Fund a Codehawks competitive audit of the final version of the Seed Gauge System. Use 94,500 Beans from the Audit Fund to pay for the audit.

Context

It’s no secret that the Seed Gauge System has taken longer to develop and secure than initially expected. For reference, the Cyfrin audit of the Seed Gauge System started in mid-October 2023, which was notably before (1) the 2 critical vulnerabilities reported by whitehats that were fixed in EBIP-10 and EBIP-13 and by definition, before (2) findings from the audit were reported by Cyfrin. Beanstalk Farms paid 60,000 Beans this audit per BFCP-C-10.

As a result of (1), it seems clear that decentralized security programs with aligned incentives for security researchers (like the Immunefi bug bounty program) are essential to securing Beanstalk. However, bug bounty programs typically only secure code after it is deployed on-chain when there are assets at risk. Given the nature of competitive audits, where there are many more auditors and a prize pool that is only rewarded to valid reports, they seem like a preferable pre-deployment alternative to private company audits for securing large, complex codebases like Beanstalk. This was also illustrated by the vulnerabilities found in the Basin Code4rena audit despite having been audited by 2 private companies beforehand.

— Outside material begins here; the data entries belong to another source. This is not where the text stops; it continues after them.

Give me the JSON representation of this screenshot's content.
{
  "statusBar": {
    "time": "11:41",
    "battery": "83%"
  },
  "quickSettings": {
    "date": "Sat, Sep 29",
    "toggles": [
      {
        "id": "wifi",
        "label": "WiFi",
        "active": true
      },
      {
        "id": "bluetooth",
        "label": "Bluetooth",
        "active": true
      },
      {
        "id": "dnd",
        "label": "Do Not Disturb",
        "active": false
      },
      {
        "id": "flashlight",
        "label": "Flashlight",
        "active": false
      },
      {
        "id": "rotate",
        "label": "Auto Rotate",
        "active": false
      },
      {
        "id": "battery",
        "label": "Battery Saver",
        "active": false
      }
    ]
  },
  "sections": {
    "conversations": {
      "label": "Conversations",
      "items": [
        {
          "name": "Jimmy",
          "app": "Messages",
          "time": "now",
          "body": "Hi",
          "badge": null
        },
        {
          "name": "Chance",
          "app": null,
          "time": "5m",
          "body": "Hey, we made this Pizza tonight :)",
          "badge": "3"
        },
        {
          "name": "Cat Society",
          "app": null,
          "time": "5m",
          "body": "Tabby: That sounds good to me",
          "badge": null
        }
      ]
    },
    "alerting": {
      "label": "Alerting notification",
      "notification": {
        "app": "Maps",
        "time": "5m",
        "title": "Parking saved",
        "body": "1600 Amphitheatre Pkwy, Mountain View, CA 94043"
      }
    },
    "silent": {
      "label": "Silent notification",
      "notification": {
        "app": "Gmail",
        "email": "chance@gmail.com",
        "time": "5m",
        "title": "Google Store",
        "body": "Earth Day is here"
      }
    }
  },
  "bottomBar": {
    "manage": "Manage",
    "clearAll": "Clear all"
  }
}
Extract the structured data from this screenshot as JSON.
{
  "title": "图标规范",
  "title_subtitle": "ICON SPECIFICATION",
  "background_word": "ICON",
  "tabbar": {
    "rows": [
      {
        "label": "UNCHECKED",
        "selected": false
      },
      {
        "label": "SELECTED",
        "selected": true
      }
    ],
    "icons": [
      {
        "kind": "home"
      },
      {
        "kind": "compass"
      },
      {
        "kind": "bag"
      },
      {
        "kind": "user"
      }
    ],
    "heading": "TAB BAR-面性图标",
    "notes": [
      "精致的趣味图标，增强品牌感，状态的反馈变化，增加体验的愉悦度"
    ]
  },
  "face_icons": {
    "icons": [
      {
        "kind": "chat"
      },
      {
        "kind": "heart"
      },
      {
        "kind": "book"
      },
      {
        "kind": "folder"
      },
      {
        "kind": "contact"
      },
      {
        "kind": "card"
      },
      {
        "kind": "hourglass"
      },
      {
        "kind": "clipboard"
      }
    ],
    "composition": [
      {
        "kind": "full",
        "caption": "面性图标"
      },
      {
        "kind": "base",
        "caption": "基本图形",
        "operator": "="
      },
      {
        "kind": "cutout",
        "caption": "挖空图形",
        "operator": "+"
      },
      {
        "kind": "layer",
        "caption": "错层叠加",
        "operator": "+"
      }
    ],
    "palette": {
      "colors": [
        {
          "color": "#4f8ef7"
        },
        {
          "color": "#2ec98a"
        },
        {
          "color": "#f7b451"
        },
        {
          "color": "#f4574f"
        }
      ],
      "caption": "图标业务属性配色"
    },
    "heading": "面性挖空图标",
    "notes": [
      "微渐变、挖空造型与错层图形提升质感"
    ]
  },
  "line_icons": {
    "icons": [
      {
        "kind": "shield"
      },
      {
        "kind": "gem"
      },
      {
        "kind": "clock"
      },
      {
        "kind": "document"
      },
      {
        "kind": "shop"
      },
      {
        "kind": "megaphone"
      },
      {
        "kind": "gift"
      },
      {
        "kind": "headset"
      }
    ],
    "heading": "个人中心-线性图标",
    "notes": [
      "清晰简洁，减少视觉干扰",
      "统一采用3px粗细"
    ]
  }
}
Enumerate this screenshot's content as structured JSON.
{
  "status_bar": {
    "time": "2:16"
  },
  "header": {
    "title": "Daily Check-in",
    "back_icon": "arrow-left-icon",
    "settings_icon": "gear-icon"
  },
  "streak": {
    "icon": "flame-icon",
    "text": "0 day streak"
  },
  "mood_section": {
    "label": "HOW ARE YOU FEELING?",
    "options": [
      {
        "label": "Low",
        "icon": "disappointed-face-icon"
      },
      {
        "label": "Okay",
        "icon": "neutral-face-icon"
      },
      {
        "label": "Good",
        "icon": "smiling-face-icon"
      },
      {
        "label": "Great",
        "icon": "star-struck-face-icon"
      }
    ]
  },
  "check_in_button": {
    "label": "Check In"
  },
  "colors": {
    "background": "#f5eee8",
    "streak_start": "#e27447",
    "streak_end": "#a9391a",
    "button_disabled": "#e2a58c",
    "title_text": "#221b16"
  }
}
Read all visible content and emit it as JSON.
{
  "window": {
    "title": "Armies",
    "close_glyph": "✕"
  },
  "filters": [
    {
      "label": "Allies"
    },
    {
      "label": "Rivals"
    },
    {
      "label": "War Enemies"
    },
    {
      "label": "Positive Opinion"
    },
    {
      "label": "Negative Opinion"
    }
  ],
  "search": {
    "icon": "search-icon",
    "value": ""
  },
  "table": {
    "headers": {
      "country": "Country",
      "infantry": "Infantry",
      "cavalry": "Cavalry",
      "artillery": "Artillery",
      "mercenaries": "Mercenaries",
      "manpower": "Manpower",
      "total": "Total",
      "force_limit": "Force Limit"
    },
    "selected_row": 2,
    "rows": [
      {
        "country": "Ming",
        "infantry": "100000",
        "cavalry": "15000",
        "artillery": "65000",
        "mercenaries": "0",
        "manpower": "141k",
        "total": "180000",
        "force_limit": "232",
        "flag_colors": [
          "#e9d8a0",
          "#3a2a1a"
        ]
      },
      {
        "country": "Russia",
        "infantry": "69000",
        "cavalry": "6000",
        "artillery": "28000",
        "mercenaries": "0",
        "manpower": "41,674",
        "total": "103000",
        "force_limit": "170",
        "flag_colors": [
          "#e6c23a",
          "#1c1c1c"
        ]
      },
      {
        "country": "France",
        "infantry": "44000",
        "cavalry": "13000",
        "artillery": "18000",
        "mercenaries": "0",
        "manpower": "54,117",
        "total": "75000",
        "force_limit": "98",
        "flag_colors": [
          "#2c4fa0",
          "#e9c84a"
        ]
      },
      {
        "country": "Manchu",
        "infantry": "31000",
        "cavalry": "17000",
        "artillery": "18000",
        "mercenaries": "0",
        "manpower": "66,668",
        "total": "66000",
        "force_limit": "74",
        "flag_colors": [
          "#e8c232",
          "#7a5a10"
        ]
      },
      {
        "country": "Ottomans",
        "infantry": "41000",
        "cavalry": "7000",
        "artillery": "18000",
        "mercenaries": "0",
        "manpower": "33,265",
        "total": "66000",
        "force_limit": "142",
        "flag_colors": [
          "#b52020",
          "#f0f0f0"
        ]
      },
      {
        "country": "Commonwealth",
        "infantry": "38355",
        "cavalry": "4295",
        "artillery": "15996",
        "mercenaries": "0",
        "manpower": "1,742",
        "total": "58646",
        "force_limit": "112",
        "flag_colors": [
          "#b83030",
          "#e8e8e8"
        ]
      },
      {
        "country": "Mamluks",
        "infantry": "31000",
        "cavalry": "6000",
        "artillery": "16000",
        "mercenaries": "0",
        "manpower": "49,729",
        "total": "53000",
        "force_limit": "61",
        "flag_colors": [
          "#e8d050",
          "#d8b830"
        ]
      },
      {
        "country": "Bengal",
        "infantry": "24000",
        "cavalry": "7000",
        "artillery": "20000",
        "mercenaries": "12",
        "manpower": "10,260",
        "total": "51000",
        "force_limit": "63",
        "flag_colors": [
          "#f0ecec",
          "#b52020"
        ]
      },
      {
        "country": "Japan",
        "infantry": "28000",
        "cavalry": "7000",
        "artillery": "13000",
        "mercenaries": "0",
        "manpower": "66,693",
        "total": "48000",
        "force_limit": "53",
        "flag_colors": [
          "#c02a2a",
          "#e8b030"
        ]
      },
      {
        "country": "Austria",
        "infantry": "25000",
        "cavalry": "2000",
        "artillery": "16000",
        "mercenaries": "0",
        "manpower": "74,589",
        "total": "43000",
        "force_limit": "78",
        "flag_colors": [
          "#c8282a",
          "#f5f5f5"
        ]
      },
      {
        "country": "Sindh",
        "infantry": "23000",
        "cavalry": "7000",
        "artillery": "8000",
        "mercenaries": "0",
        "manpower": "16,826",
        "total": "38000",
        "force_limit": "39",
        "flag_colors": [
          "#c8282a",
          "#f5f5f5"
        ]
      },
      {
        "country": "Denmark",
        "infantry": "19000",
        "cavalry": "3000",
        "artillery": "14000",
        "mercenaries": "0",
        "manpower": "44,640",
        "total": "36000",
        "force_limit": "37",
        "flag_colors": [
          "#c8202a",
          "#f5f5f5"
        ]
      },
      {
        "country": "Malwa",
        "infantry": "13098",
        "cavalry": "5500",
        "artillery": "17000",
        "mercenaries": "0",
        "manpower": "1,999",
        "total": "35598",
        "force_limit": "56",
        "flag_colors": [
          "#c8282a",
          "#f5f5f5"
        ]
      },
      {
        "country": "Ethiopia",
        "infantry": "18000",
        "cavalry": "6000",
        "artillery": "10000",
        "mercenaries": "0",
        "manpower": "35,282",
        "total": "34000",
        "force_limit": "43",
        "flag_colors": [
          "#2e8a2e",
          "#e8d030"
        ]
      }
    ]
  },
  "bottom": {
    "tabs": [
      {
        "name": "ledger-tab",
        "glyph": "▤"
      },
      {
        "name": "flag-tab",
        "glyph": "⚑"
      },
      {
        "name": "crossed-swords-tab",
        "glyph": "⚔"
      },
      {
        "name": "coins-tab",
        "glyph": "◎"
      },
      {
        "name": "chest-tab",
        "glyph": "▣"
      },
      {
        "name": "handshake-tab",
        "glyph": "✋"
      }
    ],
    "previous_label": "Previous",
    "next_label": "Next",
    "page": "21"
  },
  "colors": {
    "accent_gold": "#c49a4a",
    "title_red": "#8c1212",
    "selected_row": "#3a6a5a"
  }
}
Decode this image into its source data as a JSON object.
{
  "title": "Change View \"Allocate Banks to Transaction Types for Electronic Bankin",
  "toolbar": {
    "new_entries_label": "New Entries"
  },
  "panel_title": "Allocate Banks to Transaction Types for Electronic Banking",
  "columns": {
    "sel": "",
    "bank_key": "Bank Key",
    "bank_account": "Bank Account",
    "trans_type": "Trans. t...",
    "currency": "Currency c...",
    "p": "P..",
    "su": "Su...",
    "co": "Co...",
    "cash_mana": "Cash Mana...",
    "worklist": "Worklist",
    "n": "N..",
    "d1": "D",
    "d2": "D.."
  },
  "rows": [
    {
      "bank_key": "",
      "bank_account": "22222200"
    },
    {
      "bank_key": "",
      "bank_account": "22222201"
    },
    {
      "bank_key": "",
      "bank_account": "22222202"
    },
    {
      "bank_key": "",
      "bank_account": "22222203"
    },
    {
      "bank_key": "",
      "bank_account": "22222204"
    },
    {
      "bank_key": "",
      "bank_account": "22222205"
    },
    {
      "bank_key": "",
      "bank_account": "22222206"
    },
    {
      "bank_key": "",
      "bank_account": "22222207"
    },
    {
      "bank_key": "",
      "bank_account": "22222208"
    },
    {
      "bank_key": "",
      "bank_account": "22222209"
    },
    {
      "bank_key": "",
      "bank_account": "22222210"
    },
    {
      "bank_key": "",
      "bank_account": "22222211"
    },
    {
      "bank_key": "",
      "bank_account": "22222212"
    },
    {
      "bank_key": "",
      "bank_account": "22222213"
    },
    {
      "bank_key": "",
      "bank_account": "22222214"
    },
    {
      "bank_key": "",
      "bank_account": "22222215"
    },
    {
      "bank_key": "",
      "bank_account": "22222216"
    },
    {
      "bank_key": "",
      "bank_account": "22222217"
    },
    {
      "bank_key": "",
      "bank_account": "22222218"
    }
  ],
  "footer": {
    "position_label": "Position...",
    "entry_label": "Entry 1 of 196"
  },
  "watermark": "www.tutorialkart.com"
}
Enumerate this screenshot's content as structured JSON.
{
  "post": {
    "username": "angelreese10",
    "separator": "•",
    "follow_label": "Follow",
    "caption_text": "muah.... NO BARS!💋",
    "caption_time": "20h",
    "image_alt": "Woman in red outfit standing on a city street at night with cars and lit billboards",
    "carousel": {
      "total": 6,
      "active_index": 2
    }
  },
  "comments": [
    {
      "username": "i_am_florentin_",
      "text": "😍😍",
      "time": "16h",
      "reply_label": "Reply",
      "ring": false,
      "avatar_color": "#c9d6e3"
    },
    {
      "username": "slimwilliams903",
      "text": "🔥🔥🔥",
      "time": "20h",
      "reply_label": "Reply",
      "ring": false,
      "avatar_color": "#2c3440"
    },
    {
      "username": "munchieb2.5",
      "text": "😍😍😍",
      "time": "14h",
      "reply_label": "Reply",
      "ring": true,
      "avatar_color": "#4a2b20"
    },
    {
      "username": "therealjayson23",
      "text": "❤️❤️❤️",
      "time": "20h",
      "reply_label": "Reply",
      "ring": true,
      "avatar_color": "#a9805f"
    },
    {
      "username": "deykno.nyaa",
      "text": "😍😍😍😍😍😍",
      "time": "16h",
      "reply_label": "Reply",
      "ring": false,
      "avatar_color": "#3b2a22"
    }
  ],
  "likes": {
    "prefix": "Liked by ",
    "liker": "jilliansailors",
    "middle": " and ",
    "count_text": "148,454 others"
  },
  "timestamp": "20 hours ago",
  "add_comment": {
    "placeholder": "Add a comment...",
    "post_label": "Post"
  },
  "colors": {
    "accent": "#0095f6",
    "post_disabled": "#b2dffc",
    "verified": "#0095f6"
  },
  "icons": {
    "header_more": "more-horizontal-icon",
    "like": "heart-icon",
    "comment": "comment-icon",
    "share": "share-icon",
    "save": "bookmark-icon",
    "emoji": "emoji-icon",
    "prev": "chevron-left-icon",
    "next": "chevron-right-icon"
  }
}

As a result of (2), significant design changes to the Seed Gauge System were necessary. In particular, how Beanstalk was measuring Deposited BDV (i.e., what it measures to determine how to allocate Seed rewards to different whitelisted assets) in the initial version of the code was not sufficiently manipulation resistant. Thus, a 2 Season lag in Earned Bean distribution to new Deposits was implemented alongside the removal of the Vesting Period (added in BIP-36) altogether. Since then, there have also been additional changes such as infrastructure improvements to the Deposit Whitelist. In total these changes have resulted in >30% of the code in the final version being new or changed since the initial audit. For these reasons, another audit of some form is necessary.

Finally, the Seed Gauge System is complex and is likely to be the most significant change to the Beanstalk codebase in 2024 (amongst all of the other RFCs). A more proactive approach to security spending (i.e., pre-deployment, rather than post-deployment in the form of bug bounties) is the best path forward.

Proposal

Codehawks is a competitive audit platform facilitated by Cyfrin.

The audit competition is scheduled to start next week and last 3-4 weeks. The prize pool for the audit will be $90,000. Cyfrin typically charges a 25% platform fee on the prize pool to facilitate Codehawks competitions, but has decreased the fee to 5% for this audit.

After spending the 94,500 Beans proposed in the BFBP, there will be 52,037 Beans remaining in the Audit Fund.